When COVID-19 made its initial clampdown on the West Coast, Inyo County was hit particularly hard, a combined result of people at that time not knowing the later-understood details of transmission and the county’s function as a way-station for urbanites.

“One agreement we made with Inyo County and the Forest Service was that workers would not stay in hotels in town,” Bolman said. “They all stayed in RVs. The county had shut down after the first wave of people coming out of Los Angeles. Inyo County got hit pretty hard during that first wave, so they were very strict with us. They shut down most hotels and kept only a couple open just for essential workers. We had to keep our people isolated.”

Fortunately, this was Bolman’s seventh season working on FHWA projects for Hat Creek, and he and his crew were adept at rolling with the punches.
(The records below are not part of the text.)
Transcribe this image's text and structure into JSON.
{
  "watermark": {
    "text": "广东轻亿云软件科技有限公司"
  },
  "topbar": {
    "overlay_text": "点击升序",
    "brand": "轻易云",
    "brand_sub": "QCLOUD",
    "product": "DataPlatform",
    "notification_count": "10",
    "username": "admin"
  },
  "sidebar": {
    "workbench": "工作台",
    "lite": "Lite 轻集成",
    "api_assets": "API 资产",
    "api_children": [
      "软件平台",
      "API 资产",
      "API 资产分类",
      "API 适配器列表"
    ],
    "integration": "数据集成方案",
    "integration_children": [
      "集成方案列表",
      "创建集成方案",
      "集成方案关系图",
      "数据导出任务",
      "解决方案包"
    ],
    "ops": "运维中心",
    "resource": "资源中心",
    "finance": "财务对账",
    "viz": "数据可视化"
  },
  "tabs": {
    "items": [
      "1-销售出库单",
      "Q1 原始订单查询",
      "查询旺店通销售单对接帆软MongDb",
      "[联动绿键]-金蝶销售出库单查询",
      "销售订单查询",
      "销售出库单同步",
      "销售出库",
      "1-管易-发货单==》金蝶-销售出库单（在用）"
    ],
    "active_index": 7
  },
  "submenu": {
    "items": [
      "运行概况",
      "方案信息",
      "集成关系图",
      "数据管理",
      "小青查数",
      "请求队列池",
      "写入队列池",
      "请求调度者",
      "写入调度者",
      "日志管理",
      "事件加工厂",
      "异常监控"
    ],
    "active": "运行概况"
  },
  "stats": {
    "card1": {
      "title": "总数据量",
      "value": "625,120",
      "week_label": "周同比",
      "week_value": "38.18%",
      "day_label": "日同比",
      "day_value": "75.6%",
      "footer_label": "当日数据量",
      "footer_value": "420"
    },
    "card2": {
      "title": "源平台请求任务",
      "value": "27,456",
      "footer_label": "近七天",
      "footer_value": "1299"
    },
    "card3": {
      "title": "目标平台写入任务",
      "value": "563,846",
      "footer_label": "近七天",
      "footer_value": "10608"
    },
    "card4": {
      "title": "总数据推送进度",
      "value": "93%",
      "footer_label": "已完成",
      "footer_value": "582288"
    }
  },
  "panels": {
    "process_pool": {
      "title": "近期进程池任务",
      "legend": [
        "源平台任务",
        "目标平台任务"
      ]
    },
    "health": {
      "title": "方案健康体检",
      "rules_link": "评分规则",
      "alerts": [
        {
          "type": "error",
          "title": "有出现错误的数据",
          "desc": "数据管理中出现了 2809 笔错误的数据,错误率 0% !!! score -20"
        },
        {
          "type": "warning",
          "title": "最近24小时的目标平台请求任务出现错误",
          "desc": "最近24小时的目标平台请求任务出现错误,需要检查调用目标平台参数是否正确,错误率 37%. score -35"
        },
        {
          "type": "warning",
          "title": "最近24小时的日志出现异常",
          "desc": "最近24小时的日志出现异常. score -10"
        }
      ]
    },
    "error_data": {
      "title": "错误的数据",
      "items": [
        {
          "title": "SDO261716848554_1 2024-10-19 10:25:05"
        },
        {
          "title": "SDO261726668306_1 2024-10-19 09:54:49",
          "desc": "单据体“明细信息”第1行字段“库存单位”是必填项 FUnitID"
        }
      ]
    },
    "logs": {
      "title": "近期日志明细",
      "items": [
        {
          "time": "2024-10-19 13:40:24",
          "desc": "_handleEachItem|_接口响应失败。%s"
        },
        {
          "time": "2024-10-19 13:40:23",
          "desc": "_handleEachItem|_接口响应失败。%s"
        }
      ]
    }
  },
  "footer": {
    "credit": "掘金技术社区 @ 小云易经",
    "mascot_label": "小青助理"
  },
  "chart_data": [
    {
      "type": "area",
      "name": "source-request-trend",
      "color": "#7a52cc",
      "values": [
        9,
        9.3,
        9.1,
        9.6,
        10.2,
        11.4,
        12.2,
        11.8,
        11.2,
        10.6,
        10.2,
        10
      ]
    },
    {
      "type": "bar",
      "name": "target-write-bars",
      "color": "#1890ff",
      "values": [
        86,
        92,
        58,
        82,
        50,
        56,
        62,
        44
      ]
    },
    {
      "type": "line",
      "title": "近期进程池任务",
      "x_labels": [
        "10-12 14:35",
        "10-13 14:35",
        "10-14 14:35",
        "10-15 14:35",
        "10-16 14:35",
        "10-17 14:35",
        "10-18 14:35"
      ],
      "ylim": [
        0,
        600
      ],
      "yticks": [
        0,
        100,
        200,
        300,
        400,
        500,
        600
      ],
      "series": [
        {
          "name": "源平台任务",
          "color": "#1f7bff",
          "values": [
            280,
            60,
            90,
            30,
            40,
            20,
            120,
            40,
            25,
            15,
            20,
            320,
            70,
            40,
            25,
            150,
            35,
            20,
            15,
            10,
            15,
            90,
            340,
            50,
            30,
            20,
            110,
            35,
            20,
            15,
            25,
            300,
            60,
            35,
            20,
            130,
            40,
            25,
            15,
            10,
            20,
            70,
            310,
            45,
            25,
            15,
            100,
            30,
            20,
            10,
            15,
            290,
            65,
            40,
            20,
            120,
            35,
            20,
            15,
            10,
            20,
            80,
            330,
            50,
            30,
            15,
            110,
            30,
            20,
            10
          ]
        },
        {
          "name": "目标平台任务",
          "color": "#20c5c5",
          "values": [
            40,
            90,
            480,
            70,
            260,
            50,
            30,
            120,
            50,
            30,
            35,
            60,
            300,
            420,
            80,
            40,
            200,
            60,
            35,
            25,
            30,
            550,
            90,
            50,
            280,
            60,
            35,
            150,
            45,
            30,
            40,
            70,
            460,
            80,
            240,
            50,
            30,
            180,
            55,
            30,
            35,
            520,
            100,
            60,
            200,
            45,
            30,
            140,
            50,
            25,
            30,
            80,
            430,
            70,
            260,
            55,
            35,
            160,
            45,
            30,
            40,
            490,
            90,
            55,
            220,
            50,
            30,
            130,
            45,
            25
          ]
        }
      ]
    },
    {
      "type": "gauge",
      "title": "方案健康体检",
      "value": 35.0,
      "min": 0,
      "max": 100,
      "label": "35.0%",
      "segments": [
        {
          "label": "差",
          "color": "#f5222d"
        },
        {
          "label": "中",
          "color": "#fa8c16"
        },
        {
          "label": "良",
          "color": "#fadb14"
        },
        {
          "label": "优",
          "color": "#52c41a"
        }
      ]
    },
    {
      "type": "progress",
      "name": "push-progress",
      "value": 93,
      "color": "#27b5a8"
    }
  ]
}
The limited right-of-way also meant that there was a dearth of places to install or adapt for turnarounds, which meant that coordination between the hauling and paving crews often became a jumble of necessity—notably as they were fighting the enormous increase in vehicular traffic to the area.

“Luckily at the very end, when we were paving, the Forest Service shut down its campgrounds, so it got a little easier,” Bolman recalled, “but during the pulverizing and pipework, it was an extraordinary amount of traffic to deal with. There are trailheads from the lake that connect to the Pacific Coast Trail, so sometimes people would park a car on the pullout or even on the road itself and be gone two or three weeks before they would come back to get their car. One day we actually had about 16 cars parked right in the middle of the road where we needed to pave. We ended up having to skip that section and come back to it.”

Nonetheless, solutions were able to be fashioned—even if they did, in one instance, bring about another unwanted obstacle: “We paved with belly dumps. One was in the middle of the job. There were only three turnarounds the whole way, and we were facing all that recreational traffic as well, but I was able to close a parking lot at the very top of the project and turn trucks around there. It was so narrow, though, that our paver actually got hit by one of our transport trucks. It ripped off a ski and damaged the screed, so we had to finish up the project with our backup paver.”

Despite this final hiccup, paving ops proceeded smoothly. After the 8 in. of material was pulverized with a Wirtgen WR-240i and the replaced material was graded by a Deere 770G, a prime coat emulsion was put down on the stabilized base and left to settle for two weeks. Then crews buttoned things up with a pair of 1.5-in. FHWA SuperPave 1/2-in. gyratory mix lifts laid down by a BOMAG CR1030T fed by a Roadtec SB 1500 shuttle buggy, so chosen for its ability to work in the confined width of the roadway.

All told, the first 2 miles equaled 11-ft lanes with 3-ft shoulders, and 10-ft lanes with 1-ft shoulders thereafter, resulting in a $10 million win and a road that will see residents and visitors through many years to come.